Our measurements at these sites will inform the development of a new emission inventory for Delhi that will be compiled at a 1.6 km x 1.6 km resolution with diurnal and seasonal temporal profiles. It will cover NOx, SOx, NH3, total volatile compounds with breakdown into its chemical profile, particulate matter in fine (PM2.5) and coarse (PM10) size ranges, together with the toxic metal components within, as well as CO2 and CO as combustion tracers.

"The vehicle fleet we see in Delhi is quite unlike anything we have encountered before ..."
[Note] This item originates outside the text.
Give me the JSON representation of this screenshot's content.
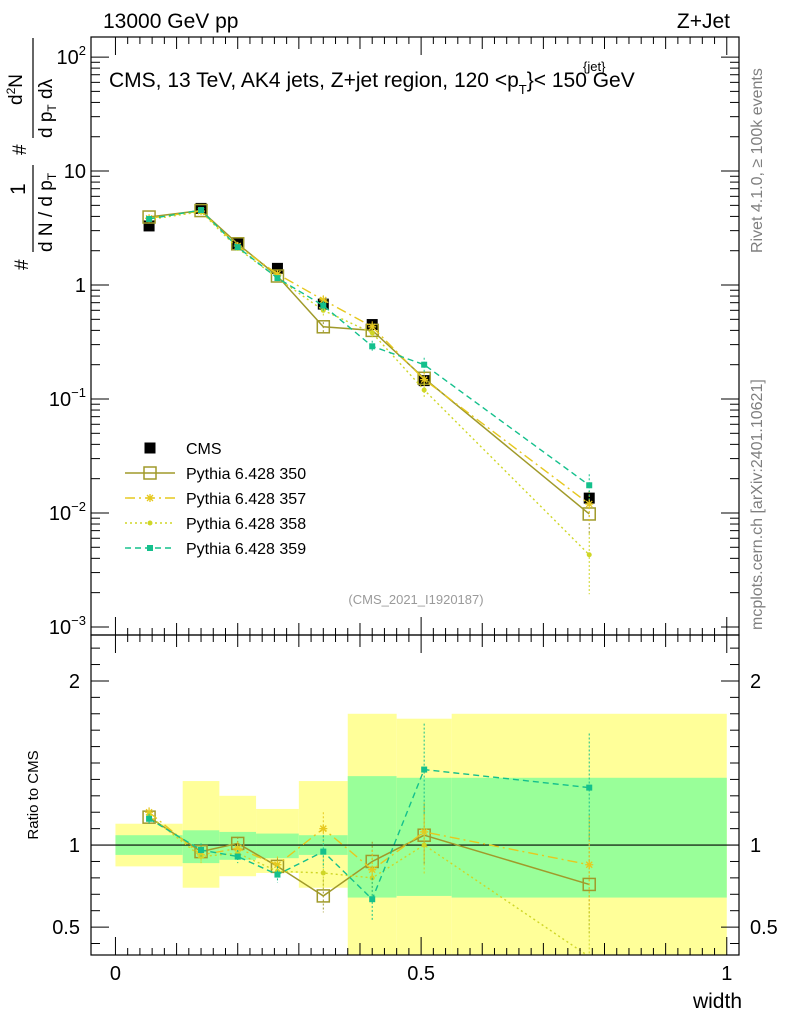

To further improve the emission inventory the team are working with Dr Tuhin Mandal at NPL India to make laboratory-based measurements of emission factors for a range of fuel types. In addition, for the first time in India, the emissions from individual vehicles under real-world driving conditions will be measured by colleagues at the University of York to characterize the on-road emissions of the actual Delhi vehicle fleet. These activities will provide further information on potentially missing sources and serve as a direct assessment of the quality of the emissions inventory. 


Further, state-of-the-art chemistry and transport models were applied by members of the project to infer the concentrations that would be expected on the basis of the new emissions inventory for comparison against concentration data from air quality networks and the wider NERC-MRC-MoES-DBT programme.

The project aimed to improve the emissions data required to assess human exposure, to quantify the economic impact of air pollution in Delhi and to develop cost-effective solutions to combat air pollution in Delhi. Accurate knowledge of emissions is a key factor underpinning the development of mitigation strategies which will deliver improved public health, whilst further allowing economic growth. Both the UK and Indian research teams will benefit from their interaction and exploitation of complementary expertise. The project will leave a legacy beyond the project lifetime by increasing the research capacity of the Indian teams and providing the knowledge base which will allow the findings to be extrapolated to the rest of India. Thus, it is anticipated that the project findings will continue to contribute to the improvement of life and welfare of more than a billion people.

Location of the CEH Flux tower in Delhi, India

Principal Investigator

I graduated in 1994 from UMIST (now amalgamated into the University of Manchester) in Physics with Environmental Science, from where I also obtained a PhD in Physics on the subject "Surface-atmosphere exchange of ammonia and chemically interacting species" based on work carried out at UKCEH Edinburgh.

I joined the UKCEH staff in 1998 and currently lead the UKCEH Science Area "Atmospheric Chemistry and Effects".